The Korean War, which broke out in June 1950, was in some measure a Soviet-sponsored operation, although the Soviets contributed only support and sympathy and allowed their Chinese ally to take the military lead.
Korea had been a target of Soviet interest in the late nineteenth and early twentieth centuries, but the Japanese triumph over the Russians in 1905 had led instead to Japanese annexation of the country in 1910.
In 1945 Soviet troops occupied the northern part of Korea and American troops the southern part. The country was divided in the middle by a line along the 38th parallel of latitude. A communist-inspired People’s Democratic Republic of Korea was set up in the north and an American inspired Republic of Korea in the south. When all American forces except for a few specialists were withdrawn from South Korea, the North Koreans marched south to unite the nation under communist control.
The communists may have thought the operation would go unchallenged. But when the invasion began, the United Nations moved troops into Korea. Under General Douglas MacArthur, the largely American force halted the North Korean drive and pushed the enemy back almost to the frontier of China.
At this point troops from the People’s Republic of China (PRC) joined the North Koreans in pushing the Americans southward again. By 1951 the line of battle had been stabilized roughly along the old boundary between North and South Korea. After prolonged negotiations, an armistice was finally concluded in July 1953.
The Korean settlement did not end the tension between Communist China and the United States, and serious friction developed over Taiwan (Formosa) and smaller offshore islands in the hands of Chiang Kai-shek. Nor did the Korean settlement bring a closer understanding between the Soviet Union and the United States.

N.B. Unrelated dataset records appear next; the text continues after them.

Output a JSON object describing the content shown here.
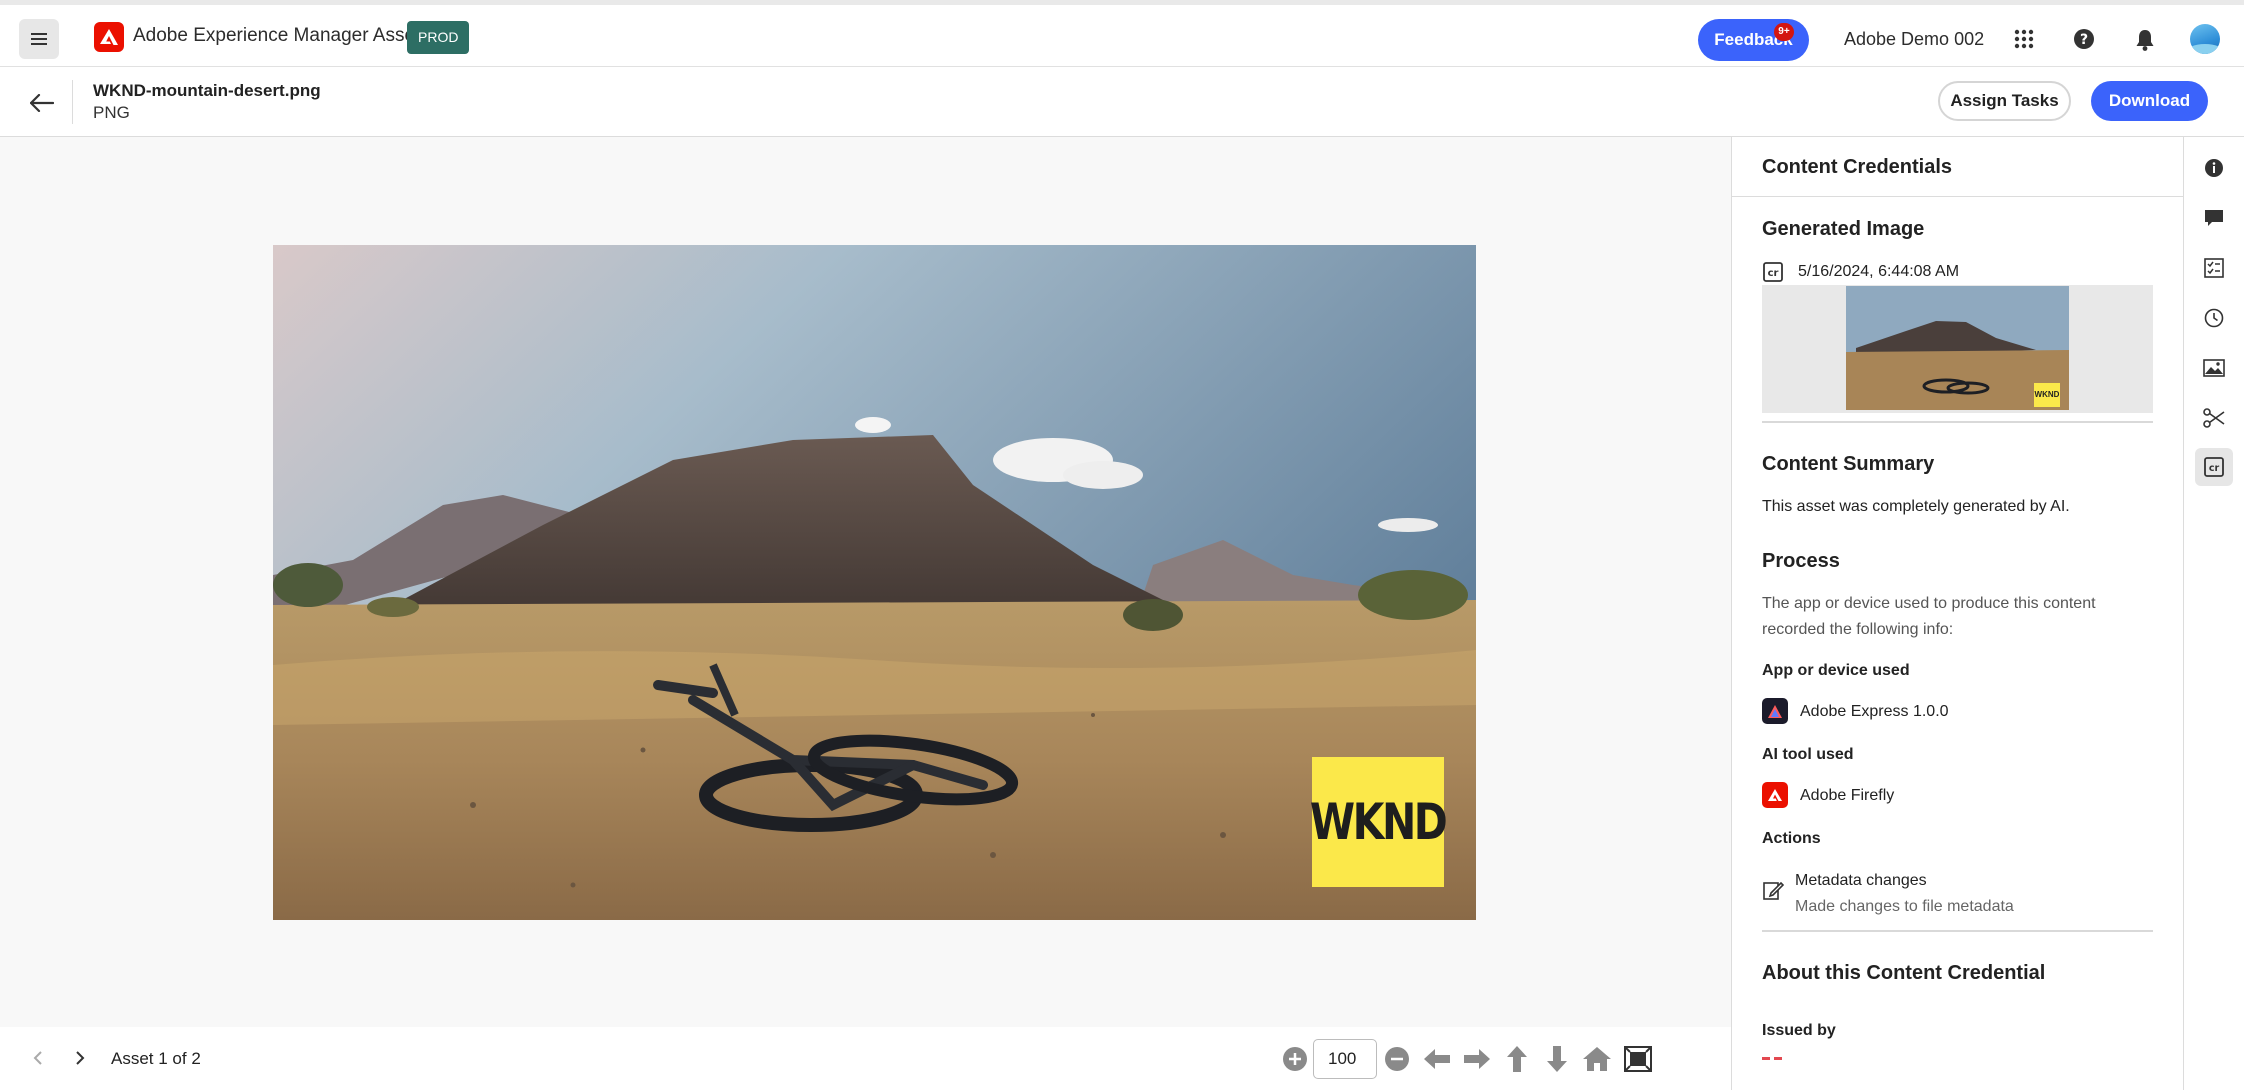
{
  "shell": {
    "app_title": "Adobe Experience Manager Assets",
    "env_badge": "PROD",
    "feedback_label": "Feedback",
    "org_name": "Adobe Demo 002",
    "notification_count": "9+",
    "icons": [
      "menu-icon",
      "adobe-logo-icon",
      "apps-grid-icon",
      "help-icon",
      "bell-icon",
      "avatar"
    ]
  },
  "asset": {
    "file_name": "WKND-mountain-desert.png",
    "file_type": "PNG",
    "assign_label": "Assign Tasks",
    "download_label": "Download"
  },
  "preview": {
    "overlay_text": "WKND",
    "thumb_overlay_text": "WKND"
  },
  "bottom_bar": {
    "counter": "Asset 1 of 2",
    "zoom_value": "100",
    "tools": [
      "zoom-in-icon",
      "zoom-out-icon",
      "pan-left-icon",
      "pan-right-icon",
      "pan-up-icon",
      "pan-down-icon",
      "home-icon",
      "fit-to-screen-icon"
    ]
  },
  "panel": {
    "title": "Content Credentials",
    "generated_heading": "Generated Image",
    "generated_date": "5/16/2024, 6:44:08 AM",
    "summary_heading": "Content Summary",
    "summary_text": "This asset was completely generated by AI.",
    "process_heading": "Process",
    "process_line1": "The app or device used to produce this content",
    "process_line2": "recorded the following info:",
    "app_heading": "App or device used",
    "app_name": "Adobe Express 1.0.0",
    "ai_heading": "AI tool used",
    "ai_name": "Adobe Firefly",
    "actions_heading": "Actions",
    "action_title": "Metadata changes",
    "action_desc": "Made changes to file metadata",
    "about_heading": "About this Content Credential",
    "issued_heading": "Issued by"
  },
  "rail": {
    "items": [
      "info-icon",
      "comment-icon",
      "tasks-icon",
      "history-icon",
      "renditions-icon",
      "cut-icon",
      "content-credentials-icon"
    ],
    "active": "content-credentials-icon"
  },
  "colors": {
    "accent": "#3b63fb",
    "env_badge": "#2d6e64",
    "notification": "#d31510",
    "wknd_yellow": "#fbe84a",
    "adobe_red": "#eb1000"
  }
}
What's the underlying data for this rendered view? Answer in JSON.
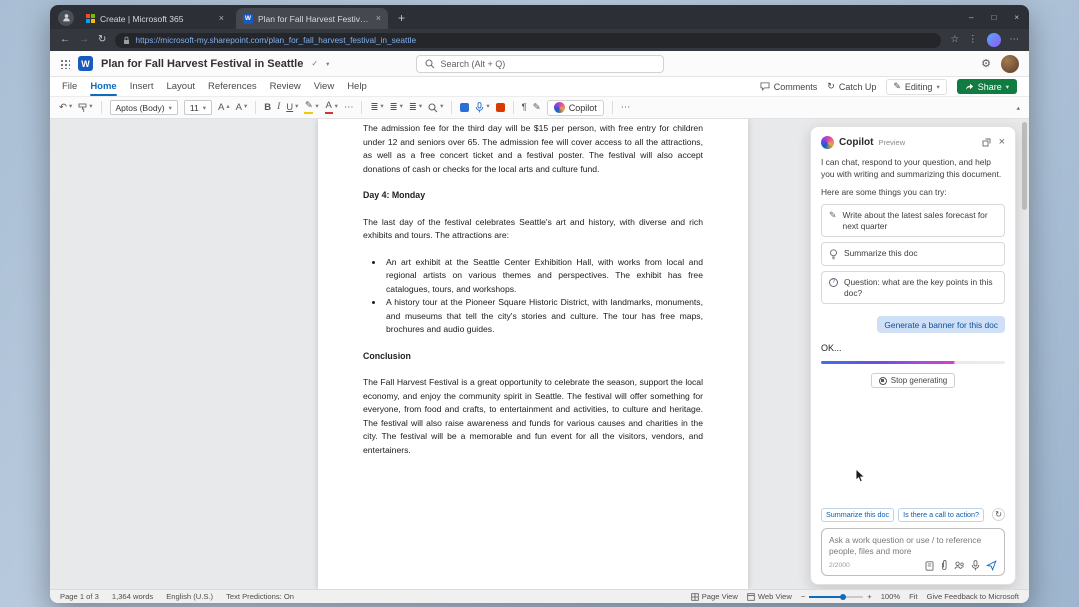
{
  "logos": {
    "word": "W"
  },
  "icons": {
    "back": "←",
    "forward": "→",
    "refresh": "↻",
    "star": "☆",
    "more": "⋯",
    "menu_dots": "⋮",
    "close": "×",
    "new_tab": "+",
    "minimize": "–",
    "maximize": "□",
    "chevron_down": "▾",
    "caret_up": "▴",
    "undo": "↶",
    "check": "✓",
    "paragraph": "¶",
    "pencil": "✎",
    "list": "≣",
    "minus": "−",
    "plus": "+",
    "gear": "⚙",
    "question": "?"
  },
  "browser": {
    "tabs": [
      {
        "label": "Create | Microsoft 365"
      },
      {
        "label": "Plan for Fall Harvest Festival in Se..."
      }
    ],
    "url": "https://microsoft-my.sharepoint.com/plan_for_fall_harvest_festival_in_seattle"
  },
  "header": {
    "title": "Plan for Fall Harvest Festival in Seattle",
    "search_placeholder": "Search (Alt + Q)"
  },
  "menu": {
    "items": [
      "File",
      "Home",
      "Insert",
      "Layout",
      "References",
      "Review",
      "View",
      "Help"
    ],
    "comments": "Comments",
    "catch_up": "Catch Up",
    "editing": "Editing",
    "share": "Share"
  },
  "toolbar": {
    "font": "Aptos (Body)",
    "font_size": "11",
    "bold": "B",
    "italic": "I",
    "underline": "U",
    "grow_font": "A",
    "shrink_font": "A",
    "font_color": "A",
    "copilot": "Copilot"
  },
  "document": {
    "paragraph_top": "The admission fee for the third day will be $15 per person, with free entry for children under 12 and seniors over 65. The admission fee will cover access to all the attractions, as well as a free concert ticket and a festival poster. The festival will also accept donations of cash or checks for the local arts and culture fund.",
    "day4_heading": "Day 4: Monday",
    "day4_intro": "The last day of the festival celebrates Seattle's art and history, with diverse and rich exhibits and tours. The attractions are:",
    "bullets": [
      "An art exhibit at the Seattle Center Exhibition Hall, with works from local and regional artists on various themes and perspectives. The exhibit has free catalogues, tours, and workshops.",
      "A history tour at the Pioneer Square Historic District, with landmarks, monuments, and museums that tell the city's stories and culture. The tour has free maps, brochures and audio guides."
    ],
    "conclusion_heading": "Conclusion",
    "conclusion": "The Fall Harvest Festival is a great opportunity to celebrate the season, support the local economy, and enjoy the community spirit in Seattle. The festival will offer something for everyone, from food and crafts, to entertainment and activities, to culture and heritage. The festival will also raise awareness and funds for various causes and charities in the city. The festival will be a memorable and fun event for all the visitors, vendors, and entertainers."
  },
  "copilot": {
    "title": "Copilot",
    "badge": "Preview",
    "intro": "I can chat, respond to your question, and help you with writing and summarizing this document.",
    "try_label": "Here are some things you can try:",
    "suggestions": [
      {
        "label": "Write about the latest sales forecast for next quarter"
      },
      {
        "label": "Summarize this doc"
      },
      {
        "label": "Question: what are the key points in this doc?"
      }
    ],
    "user_chip": "Generate a banner for this doc",
    "response_text": "OK...",
    "stop_label": "Stop generating",
    "footer_chips": [
      "Summarize this doc",
      "Is there a call to action?"
    ],
    "input_placeholder": "Ask a work question or use / to reference people, files and more",
    "char_count": "2/2000"
  },
  "status": {
    "page": "Page 1 of 3",
    "words": "1,364 words",
    "language": "English (U.S.)",
    "predictions": "Text Predictions: On",
    "page_view": "Page View",
    "web_view": "Web View",
    "zoom": "100%",
    "fit": "Fit",
    "feedback": "Give Feedback to Microsoft"
  }
}
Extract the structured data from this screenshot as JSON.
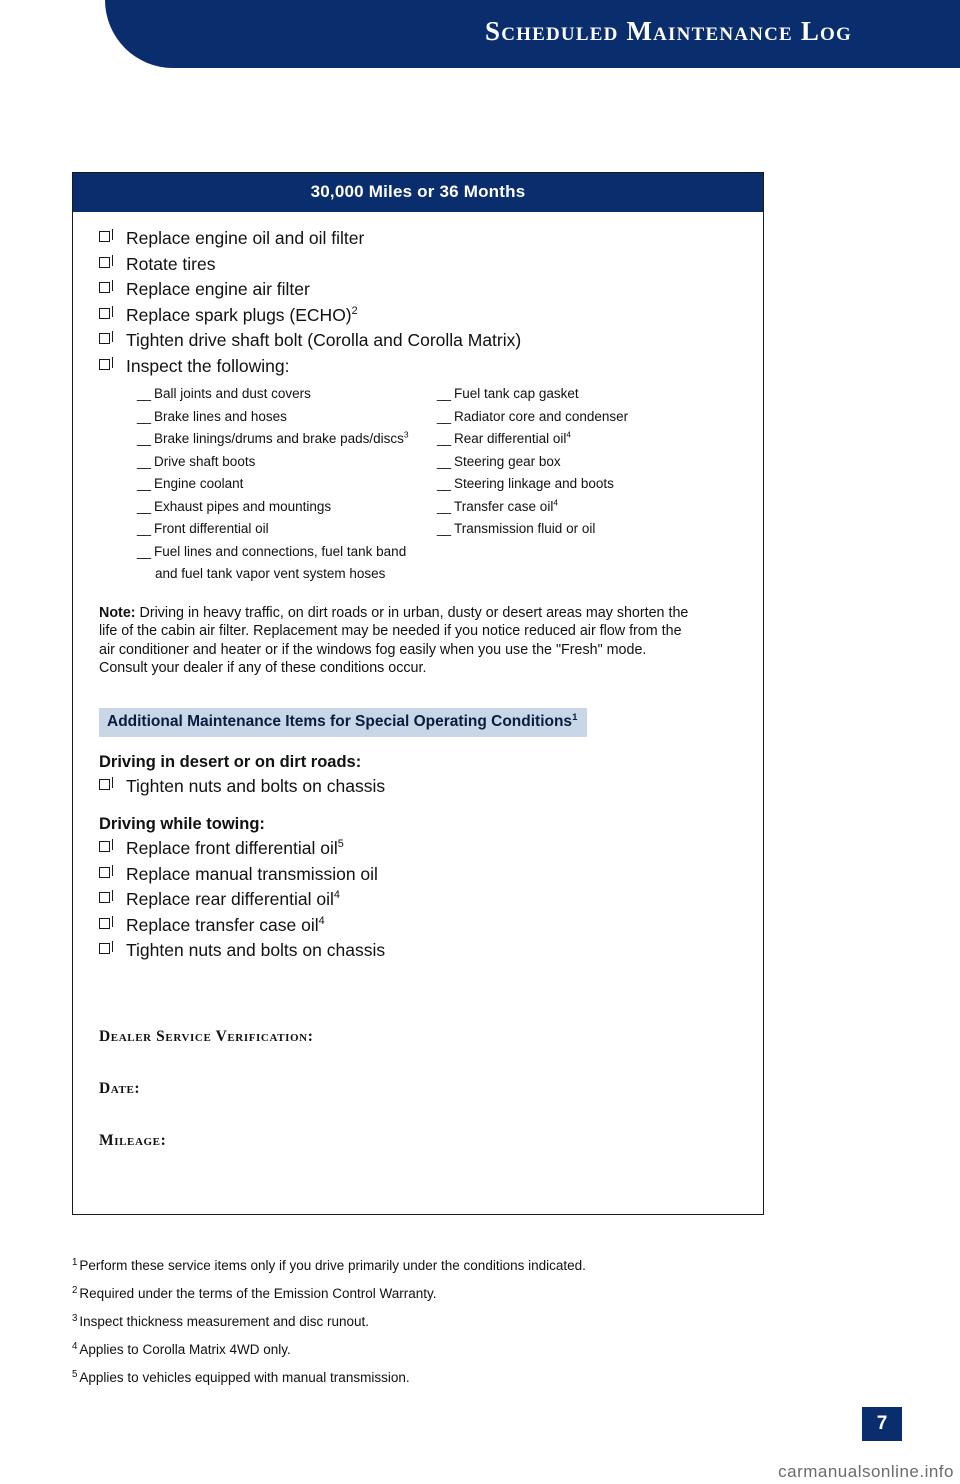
{
  "header": {
    "title": "Scheduled Maintenance Log"
  },
  "card": {
    "title": "30,000 Miles or 36 Months",
    "items": [
      {
        "text": "Replace engine oil and oil filter",
        "sup": ""
      },
      {
        "text": "Rotate tires",
        "sup": ""
      },
      {
        "text": "Replace engine air filter",
        "sup": ""
      },
      {
        "text": "Replace spark plugs (ECHO)",
        "sup": "2"
      },
      {
        "text": "Tighten drive shaft bolt (Corolla and Corolla Matrix)",
        "sup": ""
      },
      {
        "text": "Inspect the following:",
        "sup": ""
      }
    ],
    "inspect_left": [
      {
        "text": "Ball joints and dust covers",
        "sup": "",
        "cont": ""
      },
      {
        "text": "Brake lines and hoses",
        "sup": "",
        "cont": ""
      },
      {
        "text": "Brake linings/drums and brake pads/discs",
        "sup": "3",
        "cont": ""
      },
      {
        "text": "Drive shaft boots",
        "sup": "",
        "cont": ""
      },
      {
        "text": "Engine coolant",
        "sup": "",
        "cont": ""
      },
      {
        "text": "Exhaust pipes and mountings",
        "sup": "",
        "cont": ""
      },
      {
        "text": "Front differential oil",
        "sup": "",
        "cont": ""
      },
      {
        "text": "Fuel lines and connections, fuel tank band",
        "sup": "",
        "cont": "and fuel tank vapor vent system hoses"
      }
    ],
    "inspect_right": [
      {
        "text": "Fuel tank cap gasket",
        "sup": "",
        "cont": ""
      },
      {
        "text": "Radiator core and condenser",
        "sup": "",
        "cont": ""
      },
      {
        "text": "Rear differential oil",
        "sup": "4",
        "cont": ""
      },
      {
        "text": "Steering gear box",
        "sup": "",
        "cont": ""
      },
      {
        "text": "Steering linkage and boots",
        "sup": "",
        "cont": ""
      },
      {
        "text": "Transfer case oil",
        "sup": "4",
        "cont": ""
      },
      {
        "text": "Transmission fluid or oil",
        "sup": "",
        "cont": ""
      }
    ],
    "note_label": "Note:",
    "note_text": " Driving in heavy traffic, on dirt roads or in urban, dusty or desert areas may shorten the life of the cabin air filter. Replacement may be needed if you notice reduced air flow from the air conditioner and heater or if the windows fog easily when you use the \"Fresh\" mode. Consult your dealer if any of these conditions occur.",
    "additional_title": "Additional Maintenance Items for Special Operating Conditions",
    "additional_title_sup": "1",
    "section_desert": {
      "heading": "Driving in desert or on dirt roads:",
      "items": [
        {
          "text": "Tighten nuts and bolts on chassis",
          "sup": ""
        }
      ]
    },
    "section_towing": {
      "heading": "Driving while towing:",
      "items": [
        {
          "text": "Replace front differential oil",
          "sup": "5"
        },
        {
          "text": "Replace manual transmission oil",
          "sup": ""
        },
        {
          "text": "Replace rear differential oil",
          "sup": "4"
        },
        {
          "text": "Replace transfer case oil",
          "sup": "4"
        },
        {
          "text": "Tighten nuts and bolts on chassis",
          "sup": ""
        }
      ]
    },
    "verification": [
      "Dealer Service Verification:",
      "Date:",
      "Mileage:"
    ]
  },
  "footnotes": [
    {
      "marker": "1",
      "text": "Perform these service items only if you drive primarily under the conditions indicated."
    },
    {
      "marker": "2",
      "text": "Required under the terms of the Emission Control Warranty."
    },
    {
      "marker": "3",
      "text": "Inspect thickness measurement and disc runout."
    },
    {
      "marker": "4",
      "text": "Applies to Corolla Matrix 4WD only."
    },
    {
      "marker": "5",
      "text": "Applies to vehicles equipped with manual transmission."
    }
  ],
  "page_number": "7",
  "watermark": "carmanualsonline.info",
  "colors": {
    "navy": "#0a2d6e",
    "subtitle_bar": "#c9d6e8"
  }
}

It was at best a compromise. After all the fighting, the United States had managed to hold on to the devastated southern portion of the country, and the communists had been driven back to the north, which they governed undisturbed. Neither side could call it a victory.
By the time the Korean War ended, Stalin had been dead for more than three months. Stalin’s heirs realized that any attack that threatened the vital interests of the United States might well touch off the ultimate disaster.
To relax the tension would raise the danger that the Soviet Union would lose its position as leader of the world communist movement. In the end it proved to be impossible for the Soviet leadership to hold these threats in balance, and the choices they felt forced to make led to a major split in the communist world.